The Nao project says 14 workers killed themselves in 2010 alone. Although media coverage helped reduce the number, deaths have continued, with many allegedly going unreported.
Lizhi’s death marks the latest, but his poetry allows his hopes and aspirations to live on — past the sprawling dormitories of Shenzhen’s factory, which in 2012 housed 240,000 workers, according to The Economist.
Lizhi’s obituary appears in the Shenzhen Evening News, among many of his poems.
Here’s one of his most provocative pieces — “I Fall Asleep, Just Standing Like That”:
“The paper before my eyes fades yellow
With a steel pen I chisel on it uneven black
Full of working words
Workshop, assembly line, machine, work card, overtime, wages …
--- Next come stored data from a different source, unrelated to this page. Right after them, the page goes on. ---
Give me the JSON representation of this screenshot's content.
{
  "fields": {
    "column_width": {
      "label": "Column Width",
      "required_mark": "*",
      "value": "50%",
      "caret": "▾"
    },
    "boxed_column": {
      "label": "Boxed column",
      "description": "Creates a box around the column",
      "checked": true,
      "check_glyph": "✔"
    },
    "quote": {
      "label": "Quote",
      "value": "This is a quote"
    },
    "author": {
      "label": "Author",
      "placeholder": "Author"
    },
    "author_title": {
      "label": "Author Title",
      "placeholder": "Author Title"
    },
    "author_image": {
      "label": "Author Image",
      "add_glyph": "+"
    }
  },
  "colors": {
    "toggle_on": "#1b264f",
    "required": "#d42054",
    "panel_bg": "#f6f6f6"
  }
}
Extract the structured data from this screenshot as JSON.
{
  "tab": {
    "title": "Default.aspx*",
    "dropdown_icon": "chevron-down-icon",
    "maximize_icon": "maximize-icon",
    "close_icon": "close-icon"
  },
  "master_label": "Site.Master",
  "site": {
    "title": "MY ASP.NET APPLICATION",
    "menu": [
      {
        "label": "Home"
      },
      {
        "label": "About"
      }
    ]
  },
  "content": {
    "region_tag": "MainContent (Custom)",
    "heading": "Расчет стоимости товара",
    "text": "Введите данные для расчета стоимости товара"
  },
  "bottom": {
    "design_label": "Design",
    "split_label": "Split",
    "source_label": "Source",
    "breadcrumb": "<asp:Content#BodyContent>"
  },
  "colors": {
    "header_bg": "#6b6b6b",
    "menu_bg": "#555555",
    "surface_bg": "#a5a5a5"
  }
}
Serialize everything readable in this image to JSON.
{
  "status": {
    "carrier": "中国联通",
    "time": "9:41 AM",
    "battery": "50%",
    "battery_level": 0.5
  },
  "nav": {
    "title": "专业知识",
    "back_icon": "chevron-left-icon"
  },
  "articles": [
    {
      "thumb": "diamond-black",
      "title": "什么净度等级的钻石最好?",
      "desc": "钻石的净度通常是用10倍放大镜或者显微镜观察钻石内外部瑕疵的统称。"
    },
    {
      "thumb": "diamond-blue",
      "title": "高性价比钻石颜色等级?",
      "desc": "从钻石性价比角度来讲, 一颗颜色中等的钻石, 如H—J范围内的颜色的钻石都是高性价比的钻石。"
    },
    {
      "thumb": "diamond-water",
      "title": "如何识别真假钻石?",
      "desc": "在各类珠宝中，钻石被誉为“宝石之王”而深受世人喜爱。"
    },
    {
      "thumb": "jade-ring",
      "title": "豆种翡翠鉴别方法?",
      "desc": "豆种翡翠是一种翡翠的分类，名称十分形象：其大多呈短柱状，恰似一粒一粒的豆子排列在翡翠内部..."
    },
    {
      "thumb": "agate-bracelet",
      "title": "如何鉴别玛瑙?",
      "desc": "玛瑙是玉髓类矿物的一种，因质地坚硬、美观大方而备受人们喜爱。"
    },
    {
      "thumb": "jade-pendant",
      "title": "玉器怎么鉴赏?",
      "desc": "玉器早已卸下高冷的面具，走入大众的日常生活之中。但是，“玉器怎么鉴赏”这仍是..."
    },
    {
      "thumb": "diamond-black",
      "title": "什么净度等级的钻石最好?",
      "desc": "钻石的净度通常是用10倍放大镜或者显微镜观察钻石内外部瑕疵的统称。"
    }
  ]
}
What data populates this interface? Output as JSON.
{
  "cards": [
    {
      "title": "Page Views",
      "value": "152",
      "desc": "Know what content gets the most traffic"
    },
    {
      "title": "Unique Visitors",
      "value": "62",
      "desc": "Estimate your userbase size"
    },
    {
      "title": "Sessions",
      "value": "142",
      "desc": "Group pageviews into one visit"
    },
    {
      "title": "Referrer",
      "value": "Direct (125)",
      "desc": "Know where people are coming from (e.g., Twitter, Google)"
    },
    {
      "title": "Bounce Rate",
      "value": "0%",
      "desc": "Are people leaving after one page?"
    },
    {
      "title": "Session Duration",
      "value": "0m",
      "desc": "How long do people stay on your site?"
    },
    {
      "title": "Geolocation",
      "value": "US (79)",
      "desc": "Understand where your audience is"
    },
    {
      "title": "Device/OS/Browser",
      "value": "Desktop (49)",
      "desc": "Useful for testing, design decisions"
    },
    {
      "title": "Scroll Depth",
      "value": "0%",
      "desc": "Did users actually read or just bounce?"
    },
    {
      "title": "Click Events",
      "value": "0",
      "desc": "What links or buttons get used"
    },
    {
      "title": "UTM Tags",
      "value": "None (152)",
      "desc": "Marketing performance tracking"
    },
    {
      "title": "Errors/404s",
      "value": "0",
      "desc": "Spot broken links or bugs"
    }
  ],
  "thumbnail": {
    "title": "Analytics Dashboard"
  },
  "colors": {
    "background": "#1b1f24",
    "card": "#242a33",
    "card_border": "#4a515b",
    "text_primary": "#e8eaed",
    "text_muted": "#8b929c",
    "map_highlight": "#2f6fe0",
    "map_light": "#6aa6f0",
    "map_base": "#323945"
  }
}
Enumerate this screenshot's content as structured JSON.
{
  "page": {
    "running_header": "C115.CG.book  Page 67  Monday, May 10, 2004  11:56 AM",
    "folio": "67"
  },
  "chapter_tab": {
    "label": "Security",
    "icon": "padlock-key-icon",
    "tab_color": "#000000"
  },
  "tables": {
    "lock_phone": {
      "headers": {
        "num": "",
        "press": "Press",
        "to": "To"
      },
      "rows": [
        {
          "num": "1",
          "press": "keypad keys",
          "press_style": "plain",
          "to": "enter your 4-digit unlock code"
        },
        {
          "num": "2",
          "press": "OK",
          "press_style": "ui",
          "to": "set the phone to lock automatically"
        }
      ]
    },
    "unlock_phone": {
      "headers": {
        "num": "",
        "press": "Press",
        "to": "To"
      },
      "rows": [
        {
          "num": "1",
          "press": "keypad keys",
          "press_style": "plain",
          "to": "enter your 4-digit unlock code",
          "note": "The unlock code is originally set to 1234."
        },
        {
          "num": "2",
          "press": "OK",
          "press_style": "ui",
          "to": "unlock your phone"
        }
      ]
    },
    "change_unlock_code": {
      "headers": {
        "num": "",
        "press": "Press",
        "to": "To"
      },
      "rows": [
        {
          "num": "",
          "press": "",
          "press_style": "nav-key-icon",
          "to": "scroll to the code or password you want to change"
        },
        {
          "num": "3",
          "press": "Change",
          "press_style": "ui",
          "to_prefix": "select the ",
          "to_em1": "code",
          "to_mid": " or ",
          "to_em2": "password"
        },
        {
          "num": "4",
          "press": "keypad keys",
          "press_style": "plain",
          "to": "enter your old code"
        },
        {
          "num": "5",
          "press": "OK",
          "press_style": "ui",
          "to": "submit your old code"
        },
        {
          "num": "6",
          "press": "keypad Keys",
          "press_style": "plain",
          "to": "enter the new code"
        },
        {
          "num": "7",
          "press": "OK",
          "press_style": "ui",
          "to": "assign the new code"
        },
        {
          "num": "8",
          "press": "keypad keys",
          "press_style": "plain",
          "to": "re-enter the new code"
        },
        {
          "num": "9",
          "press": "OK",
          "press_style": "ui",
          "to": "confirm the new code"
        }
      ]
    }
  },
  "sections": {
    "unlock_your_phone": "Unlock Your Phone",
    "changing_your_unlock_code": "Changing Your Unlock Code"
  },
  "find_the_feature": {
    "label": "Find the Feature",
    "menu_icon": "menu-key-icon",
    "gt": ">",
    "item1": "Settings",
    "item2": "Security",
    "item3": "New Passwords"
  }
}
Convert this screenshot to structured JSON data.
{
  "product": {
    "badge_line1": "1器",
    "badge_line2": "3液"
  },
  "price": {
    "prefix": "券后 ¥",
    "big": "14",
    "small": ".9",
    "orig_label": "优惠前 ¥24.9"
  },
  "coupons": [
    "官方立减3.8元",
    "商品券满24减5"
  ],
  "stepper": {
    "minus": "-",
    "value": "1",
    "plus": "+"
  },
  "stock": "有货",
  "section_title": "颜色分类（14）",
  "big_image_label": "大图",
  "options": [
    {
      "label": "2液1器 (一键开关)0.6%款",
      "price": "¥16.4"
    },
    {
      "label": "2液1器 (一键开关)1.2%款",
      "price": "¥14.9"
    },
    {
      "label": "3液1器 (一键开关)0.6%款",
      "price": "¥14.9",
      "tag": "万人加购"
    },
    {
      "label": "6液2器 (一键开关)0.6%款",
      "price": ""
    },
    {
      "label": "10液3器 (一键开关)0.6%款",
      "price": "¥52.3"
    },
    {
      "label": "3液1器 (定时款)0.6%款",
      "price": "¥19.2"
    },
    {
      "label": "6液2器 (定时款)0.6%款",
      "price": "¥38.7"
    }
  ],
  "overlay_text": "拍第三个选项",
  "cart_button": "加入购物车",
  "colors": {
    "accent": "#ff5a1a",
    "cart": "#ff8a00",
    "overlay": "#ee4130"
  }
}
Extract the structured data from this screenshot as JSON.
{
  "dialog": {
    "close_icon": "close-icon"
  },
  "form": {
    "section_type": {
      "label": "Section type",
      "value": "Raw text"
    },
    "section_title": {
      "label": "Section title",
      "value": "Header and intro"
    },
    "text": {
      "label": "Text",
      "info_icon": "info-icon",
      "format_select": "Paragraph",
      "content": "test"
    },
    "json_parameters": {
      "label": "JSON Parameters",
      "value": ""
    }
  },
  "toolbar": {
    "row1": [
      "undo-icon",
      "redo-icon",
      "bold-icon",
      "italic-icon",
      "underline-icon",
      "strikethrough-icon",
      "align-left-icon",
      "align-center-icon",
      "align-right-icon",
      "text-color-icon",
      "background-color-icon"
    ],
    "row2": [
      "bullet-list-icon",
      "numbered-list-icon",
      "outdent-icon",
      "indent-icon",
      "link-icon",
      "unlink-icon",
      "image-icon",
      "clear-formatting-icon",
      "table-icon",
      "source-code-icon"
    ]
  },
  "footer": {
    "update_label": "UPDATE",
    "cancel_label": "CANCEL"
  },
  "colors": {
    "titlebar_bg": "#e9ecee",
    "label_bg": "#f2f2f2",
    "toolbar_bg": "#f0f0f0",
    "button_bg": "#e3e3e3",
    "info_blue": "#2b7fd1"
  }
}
They have trained me to become docile
Don’t know how to shout or rebel
How to complain or denounce
Only how to silently suffer exhaustion
When I first set foot in this place
I hoped only for that grey pay slip on the tenth of each month
To grant me some belated solace
For this I had to grind away my corners, grind away my words
Refuse to skip work, refuse sick leave, refuse leave for private reasons
Refuse to be late, refuse to leave early
By the assembly line I stood straight like iron, hands like flight,
How many days, how many nights
Did I – just like that – standing fall asleep?”